For the broader question of which database to use, the Claude Code with PostgreSQL guide covers the equivalent for relational projects, and the Claude Code with Prisma guide covers the typed ORM layer common across both flavours.
Aggregation pipeline conventions
Aggregation pipelines are where MongoDB application performance is decided. A well-structured pipeline that uses indexes is fast even on hundreds of millions of documents. A poorly structured one is slow on a thousand. Claude needs explicit conventions for stage order, when to use $lookup, and how to structure $group.
Add to CLAUDE.md:
## Aggregation pipeline rules
### Stage order
1. $match early (use indexes, reduce document count first)
2. $project to drop unneeded fields after match
3. $lookup for joins (always with a sub-pipeline that projects narrowly)

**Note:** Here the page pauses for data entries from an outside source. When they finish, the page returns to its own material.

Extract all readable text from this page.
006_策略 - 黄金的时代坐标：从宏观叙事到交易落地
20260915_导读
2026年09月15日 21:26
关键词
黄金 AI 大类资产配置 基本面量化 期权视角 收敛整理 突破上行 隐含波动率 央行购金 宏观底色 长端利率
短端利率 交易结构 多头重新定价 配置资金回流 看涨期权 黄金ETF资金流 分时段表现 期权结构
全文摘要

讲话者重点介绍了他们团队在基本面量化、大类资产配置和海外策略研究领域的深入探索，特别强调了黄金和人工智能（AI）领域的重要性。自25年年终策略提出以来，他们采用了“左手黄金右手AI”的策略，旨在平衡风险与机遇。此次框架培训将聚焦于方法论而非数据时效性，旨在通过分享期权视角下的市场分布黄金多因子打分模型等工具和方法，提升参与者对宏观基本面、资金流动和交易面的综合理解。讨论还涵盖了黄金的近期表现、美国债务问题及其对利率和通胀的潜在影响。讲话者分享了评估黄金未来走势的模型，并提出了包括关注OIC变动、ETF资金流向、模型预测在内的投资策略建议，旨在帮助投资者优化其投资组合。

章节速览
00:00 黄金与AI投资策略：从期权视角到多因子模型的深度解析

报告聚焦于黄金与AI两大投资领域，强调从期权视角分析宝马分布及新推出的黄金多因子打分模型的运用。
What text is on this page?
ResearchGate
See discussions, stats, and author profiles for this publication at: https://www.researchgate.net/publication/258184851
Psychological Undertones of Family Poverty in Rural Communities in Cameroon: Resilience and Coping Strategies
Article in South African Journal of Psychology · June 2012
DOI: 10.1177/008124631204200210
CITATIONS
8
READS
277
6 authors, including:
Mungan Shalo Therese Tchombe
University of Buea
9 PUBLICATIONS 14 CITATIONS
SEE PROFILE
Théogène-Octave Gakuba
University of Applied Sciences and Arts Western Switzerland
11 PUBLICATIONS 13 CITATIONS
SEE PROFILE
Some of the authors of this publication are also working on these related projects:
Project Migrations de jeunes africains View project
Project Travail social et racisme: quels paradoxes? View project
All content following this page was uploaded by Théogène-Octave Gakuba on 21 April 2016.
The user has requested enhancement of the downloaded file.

4. $unwind only when necessary (multiplies document count)
5. $group after match and lookup, never before
6. $sort and $limit at the end
### Performance rules
- $match must use an indexed field for any pipeline on >10k docs
- $lookup must have an index on foreignField in the joined collection
- Prefer $group with multiple accumulators over multiple pipelines
- $facet for parallel aggregations on the same input set
- explain('executionStats') before merging any new aggregation
### File pattern
- One pipeline per file in src/aggregations/, typed function in/out
- Include the latest explain output in a comment at the top
Real $match, $group, and $lookup example for a sales-by-product report:
// src/aggregations/sales_by_product.js
// Indexes used: orders.status_1_created_at_-1, products._id (default)

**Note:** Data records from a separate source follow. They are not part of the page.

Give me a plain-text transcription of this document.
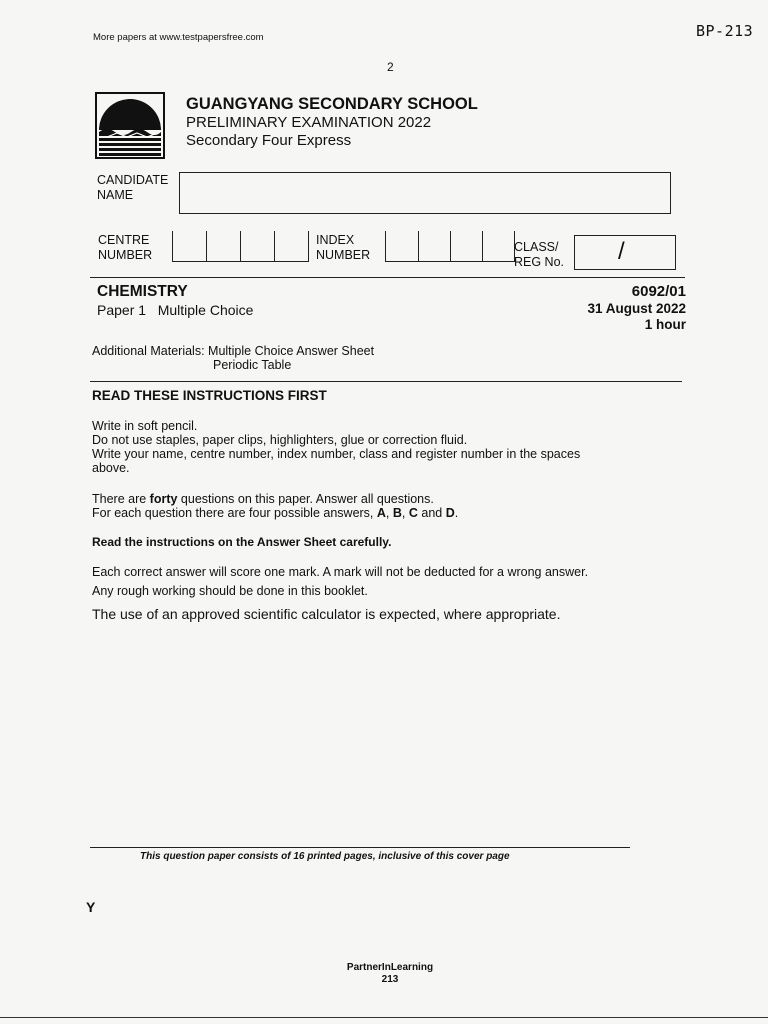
More papers at www.testpapersfree.com	BP-213
2
GUANGYANG SECONDARY SCHOOL
PRELIMINARY EXAMINATION 2022
Secondary Four Express
CANDIDATE
NAME
CENTRE
NUMBER
INDEX
NUMBER
CLASS/
REG No. /
CHEMISTRY
Paper 1   Multiple Choice
6092/01
31 August 2022
1 hour
Additional Materials: Multiple Choice Answer Sheet
Periodic Table
READ THESE INSTRUCTIONS FIRST
Write in soft pencil.
Do not use staples, paper clips, highlighters, glue or correction fluid.
Write your name, centre number, index number, class and register number in the spaces
above.
There are forty questions on this paper. Answer all questions.
For each question there are four possible answers, A, B, C and D.
Read the instructions on the Answer Sheet carefully.
Each correct answer will score one mark. A mark will not be deducted for a wrong answer.
Any rough working should be done in this booklet.
The use of an approved scientific calculator is expected, where appropriate.
This question paper consists of 16 printed pages, inclusive of this cover page
Y
PartnerInLearning
213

// Last explain: IXSCAN, totalDocsExamined 12,400, executionTimeMillis 87ms
export async function salesByProduct({ startDate, endDate, productCategory }) {
return getDb().collection('orders').aggregate([
{ $match: {
status: { $in: ['paid', 'shipped'] },
created_at: { $gte: startDate, $lte: endDate },
deleted_at: null
} },
{ $unwind: '$line_items' },
{ $lookup: {
from: 'products',
localField: 'line_items.product_id',
foreignField: '_id',
as: 'product',
pipeline: [
{ $match: { category: productCategory } },
{ $project: { name: 1, category: 1 } }
]
} },
{ $unwind: '$product' },
{ $group: {
_id: '$product._id',
product_name: { $first: '$product.name' },
units_sold: { $sum: '$line_items.quantity' },
revenue_pence: { $sum: { $multiply: ['$line_items.quantity', '$line_items.unit_price_pence'] } },
order_count: { $addToSet: '$_id' }
} },
{ $project: {
_id: 0,
product_id: '$_id',
product_name: 1,
units_sold: 1,
revenue_pence: 1,
order_count: { $size: '$order_count' }
} },
{ $sort: { revenue_pence: -1 } },
{ $limit: 100 }
]).toArray();
}
Several decisions in this pipeline matter. The $match is first and uses the compound index on (status, created_at). The $lookup filters on category inside its sub-pipeline, so the join only pulls products in the relevant category. The $group uses $addToSet on _id to count distinct orders. The explain comment at the top catches regression: when the pipeline changes and the numbers shift, the diff is reviewable.
Without the convention, Claude tends to write $match after $lookup, which is the single biggest performance mistake in MongoDB aggregation because the lookup runs against the full collection before the filter narrows it.
Indexes and performance gotchas
Indexes are where MongoDB applications either scale or do not. A missing index on a hot query path produces a collection scan that gets linearly slower as the collection grows. Claude needs to know which indexes exist and to add new ones when it writes new query patterns.
The index registration pattern:
// src/indexes/register.ts
import { getDb } from '../db/client';
export async function registerIndexes() {
const db = getDb();
await db.collection('orders').createIndexes([
{ key: { customer_id: 1, created_at: -1 }, name: 'customer_recent_orders' },
{ key: { status: 1, created_at: -1 }, name: 'status_recent' },
{ key: { 'line_items.product_id': 1 }, name: 'line_items_product' },
{ key: { deleted_at: 1 }, name: 'soft_delete', sparse: true }
]);
await db.collection('customers').createIndexes([
{ key: { email: 1 }, name: 'email_unique', unique: true }
]);
await db.collection('products').createIndexes([
{ key: { category: 1, is_active: 1 }, name: 'active_by_category' },
{ key: { sku: 1 }, name: 'sku_unique', unique: true }
]);
}
Performance gotchas to add to CLAUDE.md:
## Index rules
- Compound index field order: equality fields first, sort/range fields last
Example: { customer_id: 1, status: 1, created_at: -1 }
- Prefer covering compound indexes over relying on index intersection
- Sparse indexes for fields that are often null
- TTL indexes for time-bounded data (sessions, audit logs)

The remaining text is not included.